Ia menilai, anggaran yang disalurkan ke desa memiliki peran sangat penting sebagai pendorong kemajuan daerah sekaligus sarana untuk meningkatkan kesejahteraan masyarakat di tingkat paling bawah. Karena nilai manfaatnya yang besar, setiap proses pengelolaannya harus dijalankan dengan penuh rasa tanggung jawab.
“Harapan saya dan kita semua, dana desa dilakukan seoptimal mungkin dan dikelola dengan baik,” ujarnya.
Ia juga mengingatkan tegas agar tidak ada pihak, baik kepala desa maupun seluruh jajaran perangkatnya, yang menyalahgunakan anggaran tersebut untuk kepentingan pribadi. Menurutnya, setiap bentuk penyimpangan akan merugikan kepentingan seluruh warga dan menghambat berjalannya berbagai program pembangunan yang telah direncanakan.
“Kalau ada oknum kepala desa yang menyelewengkan dana desa, ya jangan dilakukan. Kita semua ingin bagaimana Pati ini lebih baik,” katanya.
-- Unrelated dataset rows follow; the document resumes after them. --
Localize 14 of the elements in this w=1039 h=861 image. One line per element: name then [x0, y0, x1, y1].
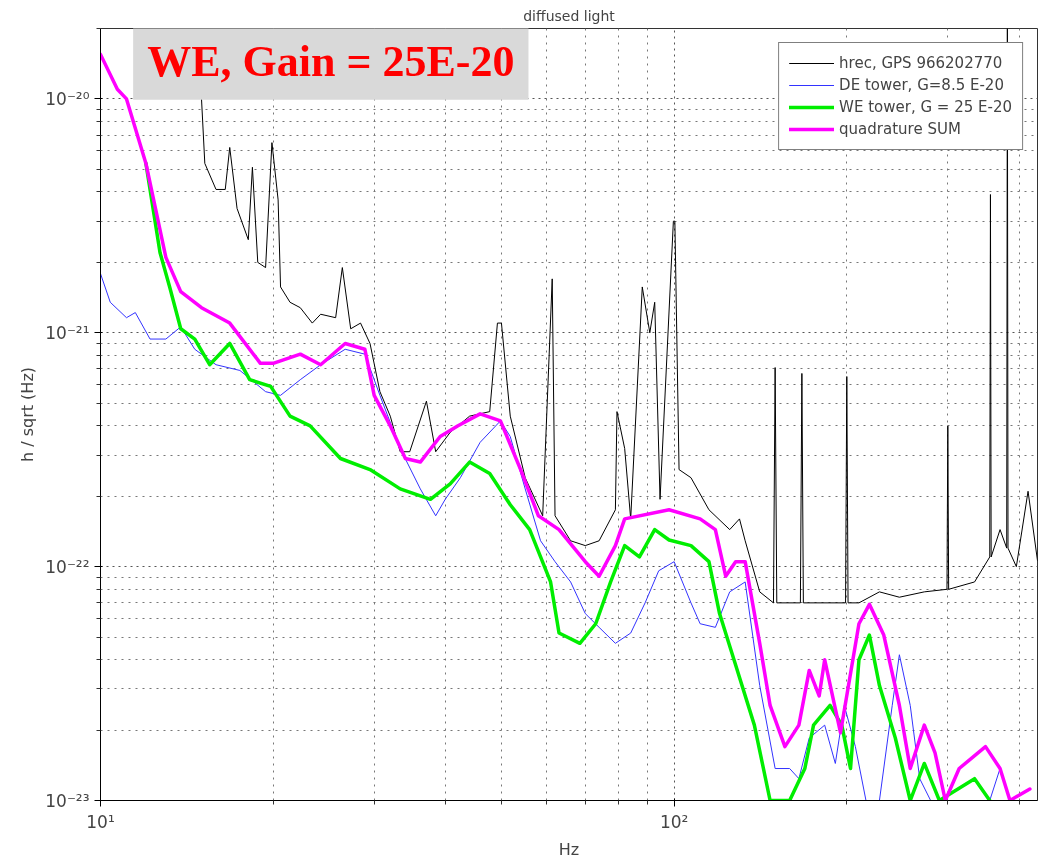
- chart-title: diffused light: [523, 7, 616, 24]
- x-tick-label: 10¹: [86, 811, 115, 832]
- legend-label: hrec, GPS 966202770: [839, 54, 1003, 72]
- legend-label: WE tower, G = 25 E-20: [839, 98, 1012, 116]
- y-tick-label: 10⁻²³: [45, 790, 90, 811]
- y-tick-label: 10⁻²²: [45, 556, 90, 577]
- x-tick-label: 10²: [659, 811, 689, 832]
- y-axis-title: h / sqrt (Hz): [18, 366, 38, 463]
- legend-label: DE tower, G=8.5 E-20: [839, 76, 1004, 94]
- legend-label: quadrature SUM: [839, 120, 961, 138]
- y-tick-label: 10⁻²¹: [45, 322, 90, 343]
- x-axis-title: Hz: [558, 839, 580, 859]
- y-tick-label: 10⁻²⁰: [45, 88, 90, 109]
- annotation: WE, Gain = 25E-20: [147, 36, 515, 86]
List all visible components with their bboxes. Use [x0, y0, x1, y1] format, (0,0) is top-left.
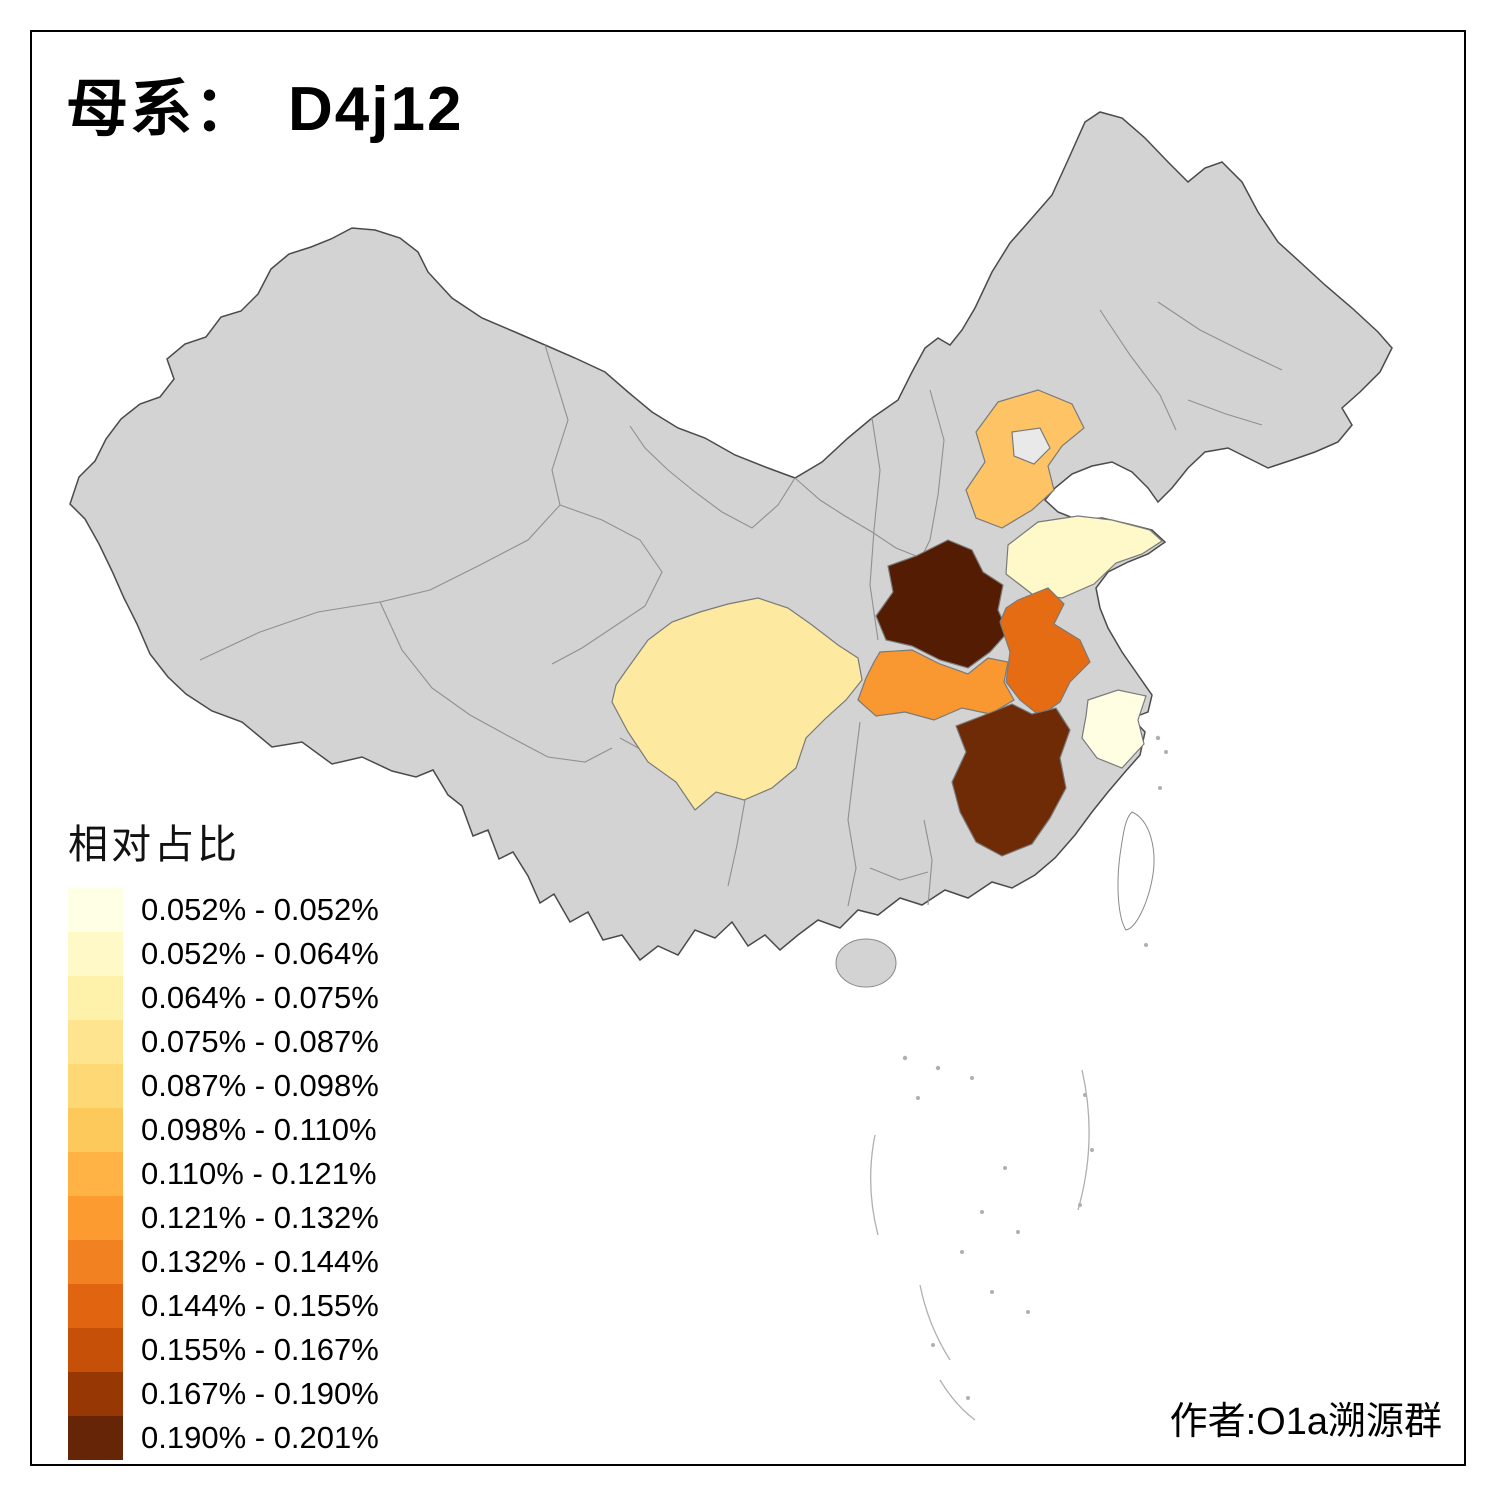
islands — [835, 735, 1168, 1421]
taiwan-island — [1117, 811, 1155, 931]
province-beijing — [1011, 427, 1051, 465]
figure-frame — [30, 30, 1466, 1466]
boundary-hunan-guangxi — [869, 867, 929, 881]
legend-row: 0.144% - 0.155% — [68, 1284, 379, 1328]
legend-swatch — [68, 976, 123, 1020]
province-zhejiang — [1081, 689, 1147, 769]
legend-range-label: 0.144% - 0.155% — [141, 1288, 379, 1323]
legend-swatch — [68, 1372, 123, 1416]
legend-row: 0.121% - 0.132% — [68, 1196, 379, 1240]
boundary-shanxi-east — [920, 389, 945, 559]
province-boundaries — [199, 301, 1283, 907]
boundary-qinghai-gansu — [551, 504, 663, 665]
boundary-gansu-innermongolia — [629, 425, 796, 529]
legend-range-label: 0.132% - 0.144% — [141, 1244, 379, 1279]
legend-row: 0.167% - 0.190% — [68, 1372, 379, 1416]
hainan-island — [835, 938, 897, 988]
legend-row: 0.132% - 0.144% — [68, 1240, 379, 1284]
boundary-liaoning-west — [1099, 309, 1177, 431]
legend-range-label: 0.110% - 0.121% — [141, 1156, 377, 1191]
legend-swatch — [68, 888, 123, 932]
legend-swatch — [68, 1152, 123, 1196]
legend-range-label: 0.064% - 0.075% — [141, 980, 379, 1015]
legend-range-label: 0.098% - 0.110% — [141, 1112, 377, 1147]
legend-range-label: 0.167% - 0.190% — [141, 1376, 379, 1411]
province-jiangxi — [951, 703, 1071, 857]
legend: 相对占比 0.052% - 0.052% 0.052% - 0.064% 0.0… — [68, 812, 379, 1460]
legend-range-label: 0.075% - 0.087% — [141, 1024, 379, 1059]
province-henan — [875, 539, 1009, 669]
legend-row: 0.155% - 0.167% — [68, 1328, 379, 1372]
colored-provinces — [611, 389, 1163, 857]
legend-swatch — [68, 1240, 123, 1284]
legend-swatch — [68, 1108, 123, 1152]
legend-row: 0.110% - 0.121% — [68, 1152, 379, 1196]
boundary-guangdong-guangxi — [923, 819, 933, 906]
boundary-innermongolia-south — [794, 477, 917, 557]
title-haplogroup: D4j12 — [288, 75, 464, 144]
legend-row: 0.052% - 0.064% — [68, 932, 379, 976]
map-title: 母系： D4j12 — [66, 58, 463, 148]
legend-row: 0.075% - 0.087% — [68, 1020, 379, 1064]
legend-row: 0.098% - 0.110% — [68, 1108, 379, 1152]
province-anhui — [999, 587, 1091, 717]
legend-swatch — [68, 1328, 123, 1372]
legend-row: 0.190% - 0.201% — [68, 1416, 379, 1460]
boundary-hunan-guizhou — [847, 721, 861, 907]
boundary-tibet-north — [379, 601, 613, 763]
author-credit: 作者:O1a溯源群 — [1169, 1401, 1442, 1443]
legend-row: 0.064% - 0.075% — [68, 976, 379, 1020]
legend-row: 0.052% - 0.052% — [68, 888, 379, 932]
boundary-jilin-liaoning — [1187, 399, 1263, 426]
legend-range-label: 0.190% - 0.201% — [141, 1420, 379, 1455]
title-prefix: 母系： — [66, 75, 259, 144]
legend-row: 0.087% - 0.098% — [68, 1064, 379, 1108]
province-sichuan — [611, 597, 863, 811]
legend-items: 0.052% - 0.052% 0.052% - 0.064% 0.064% -… — [68, 888, 379, 1460]
boundary-xinjiang-east — [199, 344, 569, 661]
legend-swatch — [68, 1284, 123, 1328]
legend-swatch — [68, 1416, 123, 1460]
legend-swatch — [68, 932, 123, 976]
boundary-heilongjiang-jilin — [1157, 301, 1283, 371]
legend-range-label: 0.052% - 0.052% — [141, 892, 379, 927]
legend-swatch — [68, 1020, 123, 1064]
legend-range-label: 0.087% - 0.098% — [141, 1068, 379, 1103]
legend-range-label: 0.052% - 0.064% — [141, 936, 379, 971]
boundary-guizhou-yunnan — [727, 799, 746, 887]
legend-title: 相对占比 — [68, 823, 240, 867]
legend-swatch — [68, 1064, 123, 1108]
legend-range-label: 0.155% - 0.167% — [141, 1332, 379, 1367]
legend-swatch — [68, 1196, 123, 1240]
legend-range-label: 0.121% - 0.132% — [141, 1200, 379, 1235]
boundary-shaanxi-west — [869, 417, 881, 641]
south-china-sea-islets — [870, 735, 1168, 1421]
Menurutnya, pihak yang terbukti melakukan penyalahgunaan harus diproses melalui jalur hukum dan menerima hukuman yang setimpal. Langkah ini dianggap perlu agar di masa mendatang pengelolaan keuangan desa di wilayah Pati berjalan lebih tertib serta dapat dipertanggungjawabkan secara jelas kepada publik.
“Oknum seperti itu harus diberi efek jera dengan hukum sesuai yang berlaku,” tegasnya.
Danu berharap, setiap pemerintahan desa memanfaatkan anggaran yang ada semaksimal mungkin untuk kepentingan umum. Mulai dari pembangunan sarana prasarana, pengembangan potensi warga, hingga peningkatan kualitas layanan yang diberikan kepada masyarakat di tempat tinggal masing-masing.
Sebagai informasi, baru-baru ini publik dihebohkan dengan kasus di mana seorang kepala desa di wilayah Kecamatan Tlogowungu harus berhadapan dengan aparat hukum. Ia diduga menyalahgunakan anggaran desa senilai ratusan juta rupiah, dan perkara tersebut saat ini sedang ditangani oleh Kejaksaan Negeri Pati.